I got for myself a COURAGE key nearly 2 years ago when my beloved dog of almost 11 years old started getting sick. He was my everything, my best friend, my savior, my baby. He left me in March 2015. Wearing the key gave me a courage to face life without my baby dog but also to do many other things. It gave me a courage to figure out what I want in life, who I am. To talk about my feelings, to stop running away from something good happening to me. To open up to men years after my divorce and to admit that I love someone. The key was always on my neck when, slowly but surely, I was breaking the wall I had built around myself not to get hurt again.
It was a long process. I got the courage to fight for someone special, let him know what he means to me and that I am ready for a serious relationship and building a real family with him. And also courage to say good bye to him whenever he was not ready for all those things I wanted.
I gave him my key. He needs it more than me now. He is a great guy but afraid to commit to anything. He had difficult life and there is no doubt that tragic events from the past made him who he is now. I hope that the key gives him courage to respect the past but move on and live in the now. The courage to believe that he is worthy of good things happening to him.
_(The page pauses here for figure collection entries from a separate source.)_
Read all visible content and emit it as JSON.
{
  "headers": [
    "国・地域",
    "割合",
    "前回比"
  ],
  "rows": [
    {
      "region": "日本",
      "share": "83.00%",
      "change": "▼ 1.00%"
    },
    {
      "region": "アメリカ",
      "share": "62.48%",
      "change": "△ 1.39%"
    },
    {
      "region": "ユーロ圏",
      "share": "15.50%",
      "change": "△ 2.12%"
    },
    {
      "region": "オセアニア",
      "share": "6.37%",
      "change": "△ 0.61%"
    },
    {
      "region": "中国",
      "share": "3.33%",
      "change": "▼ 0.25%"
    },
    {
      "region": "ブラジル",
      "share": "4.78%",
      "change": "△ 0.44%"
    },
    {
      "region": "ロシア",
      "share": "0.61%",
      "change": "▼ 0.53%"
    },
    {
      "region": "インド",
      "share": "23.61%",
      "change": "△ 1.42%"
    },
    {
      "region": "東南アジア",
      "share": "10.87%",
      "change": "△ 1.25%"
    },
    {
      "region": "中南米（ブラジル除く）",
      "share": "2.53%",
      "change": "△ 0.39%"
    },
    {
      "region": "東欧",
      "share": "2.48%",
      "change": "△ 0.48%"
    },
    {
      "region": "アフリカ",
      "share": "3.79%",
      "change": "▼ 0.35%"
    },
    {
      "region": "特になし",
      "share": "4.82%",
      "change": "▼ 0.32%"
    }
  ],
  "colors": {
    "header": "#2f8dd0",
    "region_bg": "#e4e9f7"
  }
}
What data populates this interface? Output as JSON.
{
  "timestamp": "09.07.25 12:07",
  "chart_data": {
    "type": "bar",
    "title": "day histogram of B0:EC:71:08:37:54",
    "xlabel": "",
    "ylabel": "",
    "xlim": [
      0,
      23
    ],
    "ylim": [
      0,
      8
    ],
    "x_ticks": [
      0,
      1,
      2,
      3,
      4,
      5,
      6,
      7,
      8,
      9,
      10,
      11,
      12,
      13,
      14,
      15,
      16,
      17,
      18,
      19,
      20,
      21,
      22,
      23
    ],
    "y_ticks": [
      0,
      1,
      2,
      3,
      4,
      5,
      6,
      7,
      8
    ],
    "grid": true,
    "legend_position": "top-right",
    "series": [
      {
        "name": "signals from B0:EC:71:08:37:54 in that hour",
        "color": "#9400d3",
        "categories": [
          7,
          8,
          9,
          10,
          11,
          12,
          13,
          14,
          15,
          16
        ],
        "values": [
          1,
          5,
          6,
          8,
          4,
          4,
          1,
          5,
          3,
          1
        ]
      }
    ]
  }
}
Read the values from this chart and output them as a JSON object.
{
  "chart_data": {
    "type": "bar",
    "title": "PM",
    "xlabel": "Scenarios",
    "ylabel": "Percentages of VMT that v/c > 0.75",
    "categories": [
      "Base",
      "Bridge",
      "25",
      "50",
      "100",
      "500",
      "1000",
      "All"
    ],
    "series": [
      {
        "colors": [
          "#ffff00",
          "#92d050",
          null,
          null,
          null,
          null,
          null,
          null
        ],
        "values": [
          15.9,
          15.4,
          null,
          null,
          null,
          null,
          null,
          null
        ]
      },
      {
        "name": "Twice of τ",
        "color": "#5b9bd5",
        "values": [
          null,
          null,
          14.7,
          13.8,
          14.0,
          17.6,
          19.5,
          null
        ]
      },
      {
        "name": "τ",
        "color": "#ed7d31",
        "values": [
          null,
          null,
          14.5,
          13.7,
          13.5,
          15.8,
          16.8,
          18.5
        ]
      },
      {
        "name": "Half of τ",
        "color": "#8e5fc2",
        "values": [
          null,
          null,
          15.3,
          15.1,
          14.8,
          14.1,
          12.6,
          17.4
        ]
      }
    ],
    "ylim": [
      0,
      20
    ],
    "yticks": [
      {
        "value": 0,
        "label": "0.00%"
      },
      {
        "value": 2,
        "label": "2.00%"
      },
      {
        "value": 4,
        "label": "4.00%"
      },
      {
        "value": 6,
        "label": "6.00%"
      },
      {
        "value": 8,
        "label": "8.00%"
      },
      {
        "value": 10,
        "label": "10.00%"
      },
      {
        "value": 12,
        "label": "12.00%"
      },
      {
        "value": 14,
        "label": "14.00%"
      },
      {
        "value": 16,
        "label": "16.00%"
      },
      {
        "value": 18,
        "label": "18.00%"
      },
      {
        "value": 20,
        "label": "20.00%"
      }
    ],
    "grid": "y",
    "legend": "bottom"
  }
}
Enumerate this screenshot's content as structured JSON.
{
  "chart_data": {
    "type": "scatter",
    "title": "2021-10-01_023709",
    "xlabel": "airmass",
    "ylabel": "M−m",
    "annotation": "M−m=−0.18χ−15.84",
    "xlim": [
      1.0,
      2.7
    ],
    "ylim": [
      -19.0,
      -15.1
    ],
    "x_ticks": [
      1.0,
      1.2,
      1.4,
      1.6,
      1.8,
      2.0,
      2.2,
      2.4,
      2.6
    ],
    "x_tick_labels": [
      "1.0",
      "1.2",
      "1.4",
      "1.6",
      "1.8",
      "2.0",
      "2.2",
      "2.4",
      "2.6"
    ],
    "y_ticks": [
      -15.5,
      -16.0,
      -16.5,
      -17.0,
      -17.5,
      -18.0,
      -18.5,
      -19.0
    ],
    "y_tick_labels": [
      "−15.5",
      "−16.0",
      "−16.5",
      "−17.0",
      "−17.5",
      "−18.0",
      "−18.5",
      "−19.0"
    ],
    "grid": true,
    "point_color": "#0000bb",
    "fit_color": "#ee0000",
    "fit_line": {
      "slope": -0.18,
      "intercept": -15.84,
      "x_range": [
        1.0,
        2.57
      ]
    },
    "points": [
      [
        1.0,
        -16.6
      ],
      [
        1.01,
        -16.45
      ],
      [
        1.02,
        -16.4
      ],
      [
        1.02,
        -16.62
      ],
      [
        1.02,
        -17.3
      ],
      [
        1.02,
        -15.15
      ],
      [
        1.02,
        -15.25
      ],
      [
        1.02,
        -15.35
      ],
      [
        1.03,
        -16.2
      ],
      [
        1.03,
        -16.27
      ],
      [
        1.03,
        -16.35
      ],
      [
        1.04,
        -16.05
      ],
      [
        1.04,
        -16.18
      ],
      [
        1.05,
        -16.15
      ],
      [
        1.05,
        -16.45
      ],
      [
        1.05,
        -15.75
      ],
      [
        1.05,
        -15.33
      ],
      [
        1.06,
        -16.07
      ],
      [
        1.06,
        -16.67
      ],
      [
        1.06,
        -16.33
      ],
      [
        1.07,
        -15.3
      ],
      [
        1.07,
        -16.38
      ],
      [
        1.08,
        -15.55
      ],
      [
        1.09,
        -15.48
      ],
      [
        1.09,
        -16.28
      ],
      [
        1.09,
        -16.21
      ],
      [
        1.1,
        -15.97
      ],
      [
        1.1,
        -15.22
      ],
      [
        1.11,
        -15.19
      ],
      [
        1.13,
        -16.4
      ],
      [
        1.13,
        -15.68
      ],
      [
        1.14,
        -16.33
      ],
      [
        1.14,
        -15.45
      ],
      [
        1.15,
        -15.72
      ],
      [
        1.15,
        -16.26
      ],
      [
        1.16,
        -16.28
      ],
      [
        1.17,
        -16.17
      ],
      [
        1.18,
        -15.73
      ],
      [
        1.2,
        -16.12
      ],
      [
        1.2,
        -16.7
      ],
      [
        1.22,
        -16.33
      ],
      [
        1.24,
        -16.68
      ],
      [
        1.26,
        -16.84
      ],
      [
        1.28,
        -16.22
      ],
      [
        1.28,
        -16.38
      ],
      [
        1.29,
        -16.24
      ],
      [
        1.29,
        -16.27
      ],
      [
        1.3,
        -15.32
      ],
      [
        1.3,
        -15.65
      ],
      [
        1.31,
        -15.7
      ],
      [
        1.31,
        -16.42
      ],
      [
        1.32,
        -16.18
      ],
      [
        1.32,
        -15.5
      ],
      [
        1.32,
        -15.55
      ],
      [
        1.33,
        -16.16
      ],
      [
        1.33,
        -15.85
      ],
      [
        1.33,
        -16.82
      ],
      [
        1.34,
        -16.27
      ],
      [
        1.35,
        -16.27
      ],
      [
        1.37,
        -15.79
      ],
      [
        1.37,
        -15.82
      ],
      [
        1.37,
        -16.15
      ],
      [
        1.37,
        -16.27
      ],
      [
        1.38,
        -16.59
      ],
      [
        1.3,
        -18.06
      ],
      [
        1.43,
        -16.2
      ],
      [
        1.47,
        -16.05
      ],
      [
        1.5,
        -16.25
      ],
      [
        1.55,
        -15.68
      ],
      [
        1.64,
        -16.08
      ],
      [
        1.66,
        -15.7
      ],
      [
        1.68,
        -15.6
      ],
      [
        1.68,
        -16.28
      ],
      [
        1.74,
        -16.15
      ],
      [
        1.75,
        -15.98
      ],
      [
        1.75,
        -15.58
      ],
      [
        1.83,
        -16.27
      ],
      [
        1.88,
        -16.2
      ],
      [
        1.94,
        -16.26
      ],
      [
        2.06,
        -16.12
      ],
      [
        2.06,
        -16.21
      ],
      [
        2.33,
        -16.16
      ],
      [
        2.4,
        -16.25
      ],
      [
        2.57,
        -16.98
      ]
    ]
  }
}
The courage to open up his heart to a right woman and not afraid to love her. To give, not only receive. The courage not to care what people think or say and live the way he wants, becoming the person he wants to be. I won't be around to see all of these, but hopefully he will share his story with The Giving Keys.
As for me, I am moving on with a heartache. But proud of myself that I had a courage to talk about my feelings. My new word is BELIEVE.